Erin Kirk4 Comments

Dear 25-Year-Old Rinnie

Erin Kirk4 Comments
Dear 25-Year-Old Rinnie

Spoiler Alert

A lot has happened over the last ten years in our world and in our country. Some of it is so shocking that it’s not worth explaining. You wouldn’t believe me anyway. Instead, I’m going to give you a heads up on important things you need to know about what is going to happen to you and the important people in your life as well as some pointers on how to handle it.

You’re going to lose some friends because your depression is going to come back and you won’t know how to deal with it. Those friends will not understand and it’s OK. They were in your life for a time and a purpose and letting them go won’t hurt as badly as you think. You will try medicine and it will not help. I’m proud of you for trying anyway and attempting to treat your symptoms with diet and exercise.

Eat as much gluten as you possibly can for the next 9 months because in October you will figure out that it makes you sick. You know all those random weird health problems you’ve had for your whole life? All of those are thanks to gluten and once you stop eating it, you’re going to feel the best you have ever felt. In the meantime, chocolate croissants, almond croissants, regular croissants all day, every day! A decent gluten free croissant does not exist.

You will find a new church and it will be everything you never knew the church should be, even though it’s clearly stated in the Bible exactly what the church should be. This church will plant itself in the poorest neighborhood in Laporte and serve those who have the deepest needs. You will be friends with the pastor, you will meet really smart people who challenge you to think more deeply. Ultimately, you will leave the church and walk away from your faith. It turns out beautifully because you meet “your people” and you are still friends with many people from that church. Don’t waste time beating yourself up about this decision but hug Cary more than usual because it will be a far more difficult adjustment for him.

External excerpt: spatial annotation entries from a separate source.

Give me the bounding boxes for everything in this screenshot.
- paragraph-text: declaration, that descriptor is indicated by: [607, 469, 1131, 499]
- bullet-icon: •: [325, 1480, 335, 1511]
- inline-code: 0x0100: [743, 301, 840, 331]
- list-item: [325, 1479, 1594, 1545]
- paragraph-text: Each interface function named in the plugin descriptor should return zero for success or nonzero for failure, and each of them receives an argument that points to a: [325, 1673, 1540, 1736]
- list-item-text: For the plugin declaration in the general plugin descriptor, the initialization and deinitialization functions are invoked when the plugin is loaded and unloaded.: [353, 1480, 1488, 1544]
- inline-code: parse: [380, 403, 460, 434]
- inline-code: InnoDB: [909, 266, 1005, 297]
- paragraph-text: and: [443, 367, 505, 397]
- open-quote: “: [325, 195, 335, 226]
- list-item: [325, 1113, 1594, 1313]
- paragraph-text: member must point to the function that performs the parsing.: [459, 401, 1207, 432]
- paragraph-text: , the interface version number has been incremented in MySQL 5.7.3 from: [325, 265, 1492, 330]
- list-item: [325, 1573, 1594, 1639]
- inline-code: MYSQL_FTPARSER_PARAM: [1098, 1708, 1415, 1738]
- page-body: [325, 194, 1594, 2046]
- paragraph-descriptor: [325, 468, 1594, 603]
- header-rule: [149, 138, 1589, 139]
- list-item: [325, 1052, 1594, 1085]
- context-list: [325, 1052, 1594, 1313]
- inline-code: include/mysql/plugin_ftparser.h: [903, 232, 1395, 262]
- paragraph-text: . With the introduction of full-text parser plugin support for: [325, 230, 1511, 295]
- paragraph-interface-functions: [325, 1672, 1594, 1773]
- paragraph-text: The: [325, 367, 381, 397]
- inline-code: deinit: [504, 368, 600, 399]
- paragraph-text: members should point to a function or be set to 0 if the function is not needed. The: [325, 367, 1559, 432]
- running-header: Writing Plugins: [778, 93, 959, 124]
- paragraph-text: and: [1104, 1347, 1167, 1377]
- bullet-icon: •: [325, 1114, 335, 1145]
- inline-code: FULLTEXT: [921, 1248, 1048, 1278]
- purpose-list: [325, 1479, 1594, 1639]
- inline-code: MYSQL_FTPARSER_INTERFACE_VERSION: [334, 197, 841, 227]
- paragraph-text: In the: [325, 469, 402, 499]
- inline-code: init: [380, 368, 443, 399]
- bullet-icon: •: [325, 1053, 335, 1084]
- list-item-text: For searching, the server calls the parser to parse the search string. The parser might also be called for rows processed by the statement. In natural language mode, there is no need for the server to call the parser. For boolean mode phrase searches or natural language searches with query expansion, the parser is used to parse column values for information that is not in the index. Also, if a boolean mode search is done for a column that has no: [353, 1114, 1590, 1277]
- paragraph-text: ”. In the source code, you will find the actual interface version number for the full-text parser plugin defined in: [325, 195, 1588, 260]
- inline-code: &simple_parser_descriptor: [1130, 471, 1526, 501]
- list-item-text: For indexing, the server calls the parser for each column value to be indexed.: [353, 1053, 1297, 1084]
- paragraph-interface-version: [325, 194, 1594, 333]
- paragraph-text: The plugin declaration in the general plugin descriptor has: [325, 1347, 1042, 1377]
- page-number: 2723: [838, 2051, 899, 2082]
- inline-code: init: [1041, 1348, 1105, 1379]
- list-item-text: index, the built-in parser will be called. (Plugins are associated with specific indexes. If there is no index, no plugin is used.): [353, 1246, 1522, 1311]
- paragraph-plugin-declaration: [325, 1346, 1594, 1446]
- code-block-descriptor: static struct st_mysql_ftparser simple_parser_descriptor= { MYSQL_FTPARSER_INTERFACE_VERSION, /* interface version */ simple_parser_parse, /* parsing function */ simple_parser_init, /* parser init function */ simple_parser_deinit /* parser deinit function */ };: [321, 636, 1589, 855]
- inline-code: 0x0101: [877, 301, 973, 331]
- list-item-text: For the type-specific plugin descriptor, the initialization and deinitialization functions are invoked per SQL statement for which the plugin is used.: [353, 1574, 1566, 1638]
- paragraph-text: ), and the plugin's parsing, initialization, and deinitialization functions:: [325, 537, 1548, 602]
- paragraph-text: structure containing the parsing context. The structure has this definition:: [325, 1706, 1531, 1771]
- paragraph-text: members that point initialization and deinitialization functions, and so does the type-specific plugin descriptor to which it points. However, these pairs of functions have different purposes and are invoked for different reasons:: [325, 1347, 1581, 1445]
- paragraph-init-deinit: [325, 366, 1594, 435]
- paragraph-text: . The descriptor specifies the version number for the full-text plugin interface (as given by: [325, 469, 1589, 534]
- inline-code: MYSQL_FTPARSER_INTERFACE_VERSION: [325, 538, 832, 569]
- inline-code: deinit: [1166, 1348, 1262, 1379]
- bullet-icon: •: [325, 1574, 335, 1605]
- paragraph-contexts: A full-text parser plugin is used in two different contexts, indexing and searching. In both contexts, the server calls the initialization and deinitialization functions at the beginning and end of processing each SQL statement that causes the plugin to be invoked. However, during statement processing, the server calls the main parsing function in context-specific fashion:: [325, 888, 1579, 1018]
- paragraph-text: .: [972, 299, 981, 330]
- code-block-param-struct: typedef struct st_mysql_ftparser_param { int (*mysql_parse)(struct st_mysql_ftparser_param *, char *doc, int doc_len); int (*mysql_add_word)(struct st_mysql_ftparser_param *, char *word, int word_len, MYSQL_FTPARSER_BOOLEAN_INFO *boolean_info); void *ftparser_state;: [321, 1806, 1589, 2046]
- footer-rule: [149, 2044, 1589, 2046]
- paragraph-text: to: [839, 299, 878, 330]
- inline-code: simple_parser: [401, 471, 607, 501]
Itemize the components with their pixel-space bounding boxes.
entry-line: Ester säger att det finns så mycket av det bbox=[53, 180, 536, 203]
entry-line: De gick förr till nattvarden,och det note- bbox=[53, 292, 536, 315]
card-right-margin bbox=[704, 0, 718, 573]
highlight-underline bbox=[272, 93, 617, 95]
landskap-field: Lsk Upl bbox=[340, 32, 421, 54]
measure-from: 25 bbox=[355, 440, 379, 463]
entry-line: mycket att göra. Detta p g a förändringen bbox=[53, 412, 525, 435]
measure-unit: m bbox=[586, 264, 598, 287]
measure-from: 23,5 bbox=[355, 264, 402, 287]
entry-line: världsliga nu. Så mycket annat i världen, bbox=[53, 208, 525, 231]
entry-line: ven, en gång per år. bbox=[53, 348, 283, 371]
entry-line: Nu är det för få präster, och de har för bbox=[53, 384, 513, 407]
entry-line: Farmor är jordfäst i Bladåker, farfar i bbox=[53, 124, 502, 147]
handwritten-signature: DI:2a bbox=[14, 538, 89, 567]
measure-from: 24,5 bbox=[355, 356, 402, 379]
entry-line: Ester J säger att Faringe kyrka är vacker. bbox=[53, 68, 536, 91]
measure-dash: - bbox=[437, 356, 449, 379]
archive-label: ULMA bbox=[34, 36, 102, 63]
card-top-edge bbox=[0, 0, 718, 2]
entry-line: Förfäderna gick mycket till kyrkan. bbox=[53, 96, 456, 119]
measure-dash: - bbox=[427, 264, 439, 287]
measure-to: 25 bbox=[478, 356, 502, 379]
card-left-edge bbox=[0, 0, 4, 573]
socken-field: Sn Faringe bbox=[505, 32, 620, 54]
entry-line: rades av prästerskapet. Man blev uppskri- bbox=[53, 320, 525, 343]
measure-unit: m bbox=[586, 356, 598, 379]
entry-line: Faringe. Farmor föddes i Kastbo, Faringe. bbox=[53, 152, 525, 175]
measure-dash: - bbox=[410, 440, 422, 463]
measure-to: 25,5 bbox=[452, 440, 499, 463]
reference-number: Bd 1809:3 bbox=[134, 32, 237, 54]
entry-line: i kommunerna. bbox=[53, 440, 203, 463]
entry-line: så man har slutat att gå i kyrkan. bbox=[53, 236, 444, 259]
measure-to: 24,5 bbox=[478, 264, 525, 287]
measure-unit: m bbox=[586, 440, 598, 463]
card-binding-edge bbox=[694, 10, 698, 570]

Cary is going to get in ridiculously good shape and be able to lift more weight than you can possibly imagine right now. I’m not joking. He’s so sexy that his customers at AT&T can’t keep their hands off him. I mean that literally. He came home a couple months ago and said, “You’re never going to let me live this down but…I’m so tired of being groped and hit on.” I just laughed and told him, “You’re just asking for it dressed like that!” This joke probably doesn’t make sense to you right now. I really don’t want to get into why it’s both funny and not funny.

You and Cary are going to try and have a baby and it will be REALLY fun for like 2 years. Then you will find out that unexplained infertility is a thing and that doctors really don’t know anything about women’s bodies. They will offer IVF and you and Cary will make the decision that kids are simply not part of your plan. Your relationship will blossom even more. While I’m on the subject, I’m laughing thinking of how much you think you love him right now. You know how married people will say “I love them more today than I ever have!” and you think it’s bullshit? It’s not. I never thought loving a person this much was possible.

I almost forgot! You’re going to gain weight. The good news is that your self esteem is so high (thanks to both mom and dad) you really won’t notice or care. Eventually, you decide to lift weights with Cary and you’re good at it. The weight comes off, you figure out how to eat what makes your body feel best. I would tell you to try and figure out how to do this faster but we learned so much about loving ourself during that process I think it’s for the best to stay on course.

Cary will reconnect with a friend from high school and this will be the person you two can depend on for anything. I know this sounds weird but you will be part of an organization that tells dick jokes to raise money for local charities. LOTS of money for local charities. That friend is the president of the organization.
He will always be in your corner, even when you disagree and because you are very similar people, that might happen more than you would like. He will introduce you to some of the best people you have ever known. Just….he’s going to interrupt you a lot and talk over you. Cut that shit off early! We’re still working on it.

You will become a nationally certified interpreter but more importantly, you will LOVE your career. Your colleagues will be amazing and help you grow. Plus, ASL will open doors to other opportunities like working access at music festivals. Just this last August you told Perry Farrell that he couldn’t come into the Deaf and Hard of Hearing section at Lollapalooza and he listened! (Perry Farrell is the guy from Jane’s Addiction and he’s like the Mayor of Lolla or something).

I could go on and on but these are the highlights. Just one more thing…

This is your last birthday with your mom, kiddo. You’ve already decided to stop working to spend time with her while she is still around. She was right when she said that Kindle would be the last birthday gift she ever gave you. But, oh the intangible gifts she supplied you are worth so much more than the money she spent on the fanciest E-reader on the market. She will die in May after you tell her that it’s OK to go. I think we did everything right with mom in the end.
But, be nicer to daddy. He knows you love him but…just be nicer.
Mom’s death will be the worst thing that has ever happened in your entire life. Ten years later it will still be the worst thing that has ever happened in your entire life and for that we should be incredibly grateful.

The next ten years are full of love and heartache, joy and pain.

Even if you ignore every suggestion, the other side of 35 is beautiful.